Nikos le contestó con una patada en la espinilla, y Astiánax murmuró:
—Tú lo dijiste, padre.
Héctor se esforzó para mantener el gesto impasible. —No, Astiánax, dije que su padre, Menelao, era un enemigo honorable. Paris no es su padre, ya lo sabes. Y además dijera lo que dijese, hay siempre una tregua para la cena —afirmó, levantando la voz porque los niños volvían a gritar—. Si el propio Agamenón llegase ante esta mesa, yo estaría obligado como hombre de honor a alimentarlo si tenía hambre. El primer deber que tenemos con los dioses es la hospitalidad. ¿Me oyes? —Sí —susurró Astiánax. Héctor se volvió hacia Helena.
—Te ruego que a la hora de la cena, y por respeto a mi padre y a mi madre, impongas orden a tu hijo o le envíes con su niñera.
—Lo intentaré —dijo ella.
Pareció que Paris iba a estallar, pero no se atrevió a contradecir a Héctor. Nadie osaba hacerlo en aquellos días.

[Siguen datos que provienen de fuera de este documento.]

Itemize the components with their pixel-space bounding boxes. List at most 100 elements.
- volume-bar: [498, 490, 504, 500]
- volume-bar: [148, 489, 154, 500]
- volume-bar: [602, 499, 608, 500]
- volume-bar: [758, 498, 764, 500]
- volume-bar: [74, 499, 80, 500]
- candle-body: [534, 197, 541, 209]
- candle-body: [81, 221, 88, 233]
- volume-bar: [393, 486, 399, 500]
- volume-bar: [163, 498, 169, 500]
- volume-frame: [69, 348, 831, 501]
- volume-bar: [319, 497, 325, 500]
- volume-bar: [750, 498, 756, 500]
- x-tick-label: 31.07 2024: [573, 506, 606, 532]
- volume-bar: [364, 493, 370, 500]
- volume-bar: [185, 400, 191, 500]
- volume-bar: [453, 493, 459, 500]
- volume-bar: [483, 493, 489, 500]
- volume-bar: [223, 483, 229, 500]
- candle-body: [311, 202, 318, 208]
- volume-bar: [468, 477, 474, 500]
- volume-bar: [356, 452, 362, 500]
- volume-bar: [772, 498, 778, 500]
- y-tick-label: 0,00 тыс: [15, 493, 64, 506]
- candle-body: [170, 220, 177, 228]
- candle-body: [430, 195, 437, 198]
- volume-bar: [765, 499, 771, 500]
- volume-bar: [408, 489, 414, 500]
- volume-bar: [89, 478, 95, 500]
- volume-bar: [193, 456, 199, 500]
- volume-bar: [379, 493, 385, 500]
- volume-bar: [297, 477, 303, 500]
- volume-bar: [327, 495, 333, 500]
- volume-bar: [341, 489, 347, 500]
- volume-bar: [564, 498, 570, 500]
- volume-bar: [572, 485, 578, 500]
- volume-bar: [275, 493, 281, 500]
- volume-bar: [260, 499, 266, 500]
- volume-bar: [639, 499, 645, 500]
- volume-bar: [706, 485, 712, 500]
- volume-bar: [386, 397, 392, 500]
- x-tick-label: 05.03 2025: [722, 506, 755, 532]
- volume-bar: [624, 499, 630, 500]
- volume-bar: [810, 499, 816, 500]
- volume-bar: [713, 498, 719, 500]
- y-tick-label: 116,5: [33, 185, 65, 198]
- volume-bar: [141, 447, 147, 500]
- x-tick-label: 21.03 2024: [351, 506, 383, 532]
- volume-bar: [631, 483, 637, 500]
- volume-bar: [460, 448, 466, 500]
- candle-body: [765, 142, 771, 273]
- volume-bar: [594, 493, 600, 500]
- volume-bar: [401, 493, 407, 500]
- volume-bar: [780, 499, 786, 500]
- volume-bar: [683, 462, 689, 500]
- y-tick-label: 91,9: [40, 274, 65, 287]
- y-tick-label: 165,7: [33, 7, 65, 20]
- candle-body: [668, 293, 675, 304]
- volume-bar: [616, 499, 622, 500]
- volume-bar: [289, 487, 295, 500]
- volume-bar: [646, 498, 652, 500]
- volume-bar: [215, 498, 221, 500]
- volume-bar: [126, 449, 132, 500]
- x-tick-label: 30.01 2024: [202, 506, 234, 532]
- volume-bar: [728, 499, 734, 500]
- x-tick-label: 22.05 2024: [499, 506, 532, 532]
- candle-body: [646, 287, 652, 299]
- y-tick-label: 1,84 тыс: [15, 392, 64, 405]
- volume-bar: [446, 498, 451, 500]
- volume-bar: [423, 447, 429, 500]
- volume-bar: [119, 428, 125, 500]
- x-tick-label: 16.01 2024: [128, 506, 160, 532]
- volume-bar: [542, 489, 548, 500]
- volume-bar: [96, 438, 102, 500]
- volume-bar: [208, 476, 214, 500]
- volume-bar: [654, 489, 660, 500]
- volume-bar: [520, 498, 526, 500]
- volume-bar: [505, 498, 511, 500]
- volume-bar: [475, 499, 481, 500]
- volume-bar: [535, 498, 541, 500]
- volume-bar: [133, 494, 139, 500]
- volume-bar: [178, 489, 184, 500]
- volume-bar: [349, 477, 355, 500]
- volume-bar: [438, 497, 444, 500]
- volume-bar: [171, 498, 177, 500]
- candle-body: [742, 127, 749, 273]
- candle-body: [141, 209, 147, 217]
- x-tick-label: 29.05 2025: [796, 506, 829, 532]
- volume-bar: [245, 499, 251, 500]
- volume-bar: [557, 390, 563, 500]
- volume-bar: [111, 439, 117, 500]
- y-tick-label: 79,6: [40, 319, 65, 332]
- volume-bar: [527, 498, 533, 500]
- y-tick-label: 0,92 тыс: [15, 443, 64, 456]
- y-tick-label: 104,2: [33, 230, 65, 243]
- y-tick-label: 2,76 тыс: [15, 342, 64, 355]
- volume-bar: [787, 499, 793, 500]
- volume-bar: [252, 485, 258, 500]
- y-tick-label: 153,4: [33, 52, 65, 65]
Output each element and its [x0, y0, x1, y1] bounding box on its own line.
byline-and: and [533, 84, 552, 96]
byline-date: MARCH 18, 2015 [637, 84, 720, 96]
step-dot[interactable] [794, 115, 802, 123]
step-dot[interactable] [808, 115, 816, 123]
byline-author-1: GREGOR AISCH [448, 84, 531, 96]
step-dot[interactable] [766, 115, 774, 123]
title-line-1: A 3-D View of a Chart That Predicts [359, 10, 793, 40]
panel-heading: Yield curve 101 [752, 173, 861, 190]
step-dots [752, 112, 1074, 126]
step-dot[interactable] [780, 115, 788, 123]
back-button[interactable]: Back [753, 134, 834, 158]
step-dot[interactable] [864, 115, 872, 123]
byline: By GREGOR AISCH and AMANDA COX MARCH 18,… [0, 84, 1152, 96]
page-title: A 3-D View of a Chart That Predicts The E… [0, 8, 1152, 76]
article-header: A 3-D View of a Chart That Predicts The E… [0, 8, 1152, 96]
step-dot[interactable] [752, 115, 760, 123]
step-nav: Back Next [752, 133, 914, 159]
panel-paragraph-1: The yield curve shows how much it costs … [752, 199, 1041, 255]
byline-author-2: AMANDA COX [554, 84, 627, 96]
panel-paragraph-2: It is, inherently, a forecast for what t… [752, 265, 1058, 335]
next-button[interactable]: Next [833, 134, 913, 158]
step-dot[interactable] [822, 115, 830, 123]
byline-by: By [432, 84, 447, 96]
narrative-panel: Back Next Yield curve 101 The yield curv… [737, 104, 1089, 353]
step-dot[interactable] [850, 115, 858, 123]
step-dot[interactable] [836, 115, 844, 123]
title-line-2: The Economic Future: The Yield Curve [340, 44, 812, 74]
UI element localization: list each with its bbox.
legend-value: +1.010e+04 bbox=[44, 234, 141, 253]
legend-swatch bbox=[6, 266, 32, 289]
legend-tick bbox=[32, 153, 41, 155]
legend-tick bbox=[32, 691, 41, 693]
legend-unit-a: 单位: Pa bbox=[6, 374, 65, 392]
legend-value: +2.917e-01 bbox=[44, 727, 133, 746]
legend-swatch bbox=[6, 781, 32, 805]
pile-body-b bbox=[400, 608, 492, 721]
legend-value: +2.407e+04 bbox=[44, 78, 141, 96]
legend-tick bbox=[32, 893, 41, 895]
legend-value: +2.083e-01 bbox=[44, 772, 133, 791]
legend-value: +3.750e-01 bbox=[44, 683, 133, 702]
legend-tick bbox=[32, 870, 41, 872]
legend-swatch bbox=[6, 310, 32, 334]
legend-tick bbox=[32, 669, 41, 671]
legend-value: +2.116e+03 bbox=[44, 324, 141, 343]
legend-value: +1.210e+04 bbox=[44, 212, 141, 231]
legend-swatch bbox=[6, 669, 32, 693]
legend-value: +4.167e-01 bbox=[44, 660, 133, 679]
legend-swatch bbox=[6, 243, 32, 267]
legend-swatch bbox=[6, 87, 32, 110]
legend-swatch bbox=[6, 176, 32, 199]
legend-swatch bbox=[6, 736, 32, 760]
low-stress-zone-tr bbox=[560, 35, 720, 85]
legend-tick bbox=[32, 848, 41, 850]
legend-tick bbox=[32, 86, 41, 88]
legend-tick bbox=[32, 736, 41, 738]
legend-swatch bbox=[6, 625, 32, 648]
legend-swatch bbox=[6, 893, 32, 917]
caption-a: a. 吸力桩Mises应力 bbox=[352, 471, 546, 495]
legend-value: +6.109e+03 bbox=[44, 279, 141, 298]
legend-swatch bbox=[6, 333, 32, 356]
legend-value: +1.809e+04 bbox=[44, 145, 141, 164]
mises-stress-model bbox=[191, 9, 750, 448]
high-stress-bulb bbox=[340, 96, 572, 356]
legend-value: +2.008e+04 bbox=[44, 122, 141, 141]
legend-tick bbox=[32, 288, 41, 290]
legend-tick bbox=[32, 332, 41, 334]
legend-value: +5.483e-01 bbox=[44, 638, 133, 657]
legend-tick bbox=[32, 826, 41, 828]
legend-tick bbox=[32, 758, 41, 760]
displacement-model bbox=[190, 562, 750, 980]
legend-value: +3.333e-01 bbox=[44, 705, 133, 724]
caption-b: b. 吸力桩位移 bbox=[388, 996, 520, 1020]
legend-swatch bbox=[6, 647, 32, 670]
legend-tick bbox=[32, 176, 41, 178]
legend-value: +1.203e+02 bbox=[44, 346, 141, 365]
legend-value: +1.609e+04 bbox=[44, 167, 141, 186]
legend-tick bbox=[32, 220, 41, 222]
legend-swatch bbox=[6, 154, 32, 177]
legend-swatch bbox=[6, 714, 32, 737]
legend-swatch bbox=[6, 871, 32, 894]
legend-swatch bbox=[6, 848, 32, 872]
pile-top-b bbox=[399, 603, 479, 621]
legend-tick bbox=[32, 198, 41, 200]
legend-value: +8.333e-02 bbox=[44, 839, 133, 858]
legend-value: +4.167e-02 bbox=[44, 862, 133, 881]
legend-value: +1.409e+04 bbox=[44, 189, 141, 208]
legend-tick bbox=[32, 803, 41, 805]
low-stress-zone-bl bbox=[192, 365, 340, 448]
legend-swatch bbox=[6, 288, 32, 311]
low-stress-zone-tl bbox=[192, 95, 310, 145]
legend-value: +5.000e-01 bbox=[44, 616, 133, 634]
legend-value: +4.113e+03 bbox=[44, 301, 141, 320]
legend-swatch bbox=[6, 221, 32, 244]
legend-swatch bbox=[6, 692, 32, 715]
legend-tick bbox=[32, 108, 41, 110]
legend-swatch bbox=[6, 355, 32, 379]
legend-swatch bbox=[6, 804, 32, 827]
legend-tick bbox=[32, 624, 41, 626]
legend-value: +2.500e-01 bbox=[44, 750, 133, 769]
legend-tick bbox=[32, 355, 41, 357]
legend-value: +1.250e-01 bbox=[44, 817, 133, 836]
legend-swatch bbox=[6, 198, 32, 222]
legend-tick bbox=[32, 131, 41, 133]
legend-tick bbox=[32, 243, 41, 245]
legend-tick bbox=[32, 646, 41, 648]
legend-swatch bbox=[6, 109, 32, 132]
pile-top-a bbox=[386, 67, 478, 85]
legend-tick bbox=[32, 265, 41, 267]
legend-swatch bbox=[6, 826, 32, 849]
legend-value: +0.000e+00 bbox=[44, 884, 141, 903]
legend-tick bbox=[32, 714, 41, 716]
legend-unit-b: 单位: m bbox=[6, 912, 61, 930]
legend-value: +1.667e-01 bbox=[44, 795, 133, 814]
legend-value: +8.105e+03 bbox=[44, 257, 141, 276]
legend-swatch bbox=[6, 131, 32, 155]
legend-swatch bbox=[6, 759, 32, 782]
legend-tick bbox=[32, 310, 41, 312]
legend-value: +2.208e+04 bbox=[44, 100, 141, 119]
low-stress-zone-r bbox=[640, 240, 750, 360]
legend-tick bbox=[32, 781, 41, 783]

Casandra concentró su atención en las frutas confitadas que habían puesto en su plato al final de la cena, después le preguntó a Príamo:
—¿Existe algún indicio de que las domésticas de mi madre puedan ser canjeadas o liberadas?
—Aún no —gruñó Príamo—. ¡La hija de ese condenado sacerdote, que es una mala pécora aunque Apolo esté de su lado, ha sido la causa de que se paralizaran todas las demás negociaciones! Cuando podamos, lo intentaremos de nuevo, pero temo que por ahora no existe esperanza.
Creusa se levantó, acunando a su niña.
—He de llevarla a la cama —anunció, dirigiéndose a todos—. ¿Vienes conmigo, Helena?
Casandra también se levantó.
—Y yo me despido. Madre, padre, buenas noches y gracias. He cenado ciertamente mejor en vuestra mesa que en el refectorio de las sacerdotisas.
—No veo por qué tiene que ser así —dijo Príamo con voz pastosa—. Allí se recibe lo mejor.
—Con tu permiso, señor —dijo Eneas—. Acompañaré a Casandra. Es tarde y puede encontrarse con algún indeseable, ahora que los hombres mejores están en el ejército.
—Te lo agradezco, cuñado, pero en realidad no es necesario.
—Deja que vaya contigo —le ordenó Hécuba, con firmeza—. Así me sentiré más tranquila. Polixena no ha estado aquí esta noche porque en el templo de la Doncella no podían prescindir de un hombre para que la escoltase.
—¿Cómo? ¿Dónde se halla Polixena? —preguntó Casandra.
No había notado la ausencia de su hermana, dada la poca relación que mantenían.
—Sirve a la diosa Doncella. Es una larga historia —dijo Hécuba, en un tono que indicaba que fuera larga o corta la historia, no tenía intención de contarla en aquel momento.
Casandra besó a su madre y a los niños y dejó que Eneas, en vez de una doméstica, la envolviese en su manto. Héctor se levantó también, abrazó a su esposa y a su hijo y, en la puerta del palacio, se despidió de Eneas y de Casandra.
—Estás más guapa que cuando fuiste a Colquis —le dijo amablemente—. Hay una balada que canta tu belleza como digna del amor de Apolo. Si quisieras, tengo la seguridad de que nuestro padre podría encontrarte un marido, sin todas las tonterías que llevaron a Polixena al templo de la Doncella.
—No, querido hermano. Me siento feliz en el templo del Señor del Sol.
No obstante, lo abrazó cariñosamente, conociendo que su intención era buena.
La oscuridad no era muy intensa cuando ascendieron por las escalonadas calles que conducían al templo, la luna estaba alta, redonda y brillante. Eneas se detuvo para observar la llanura donde acampaba el ejército argivo.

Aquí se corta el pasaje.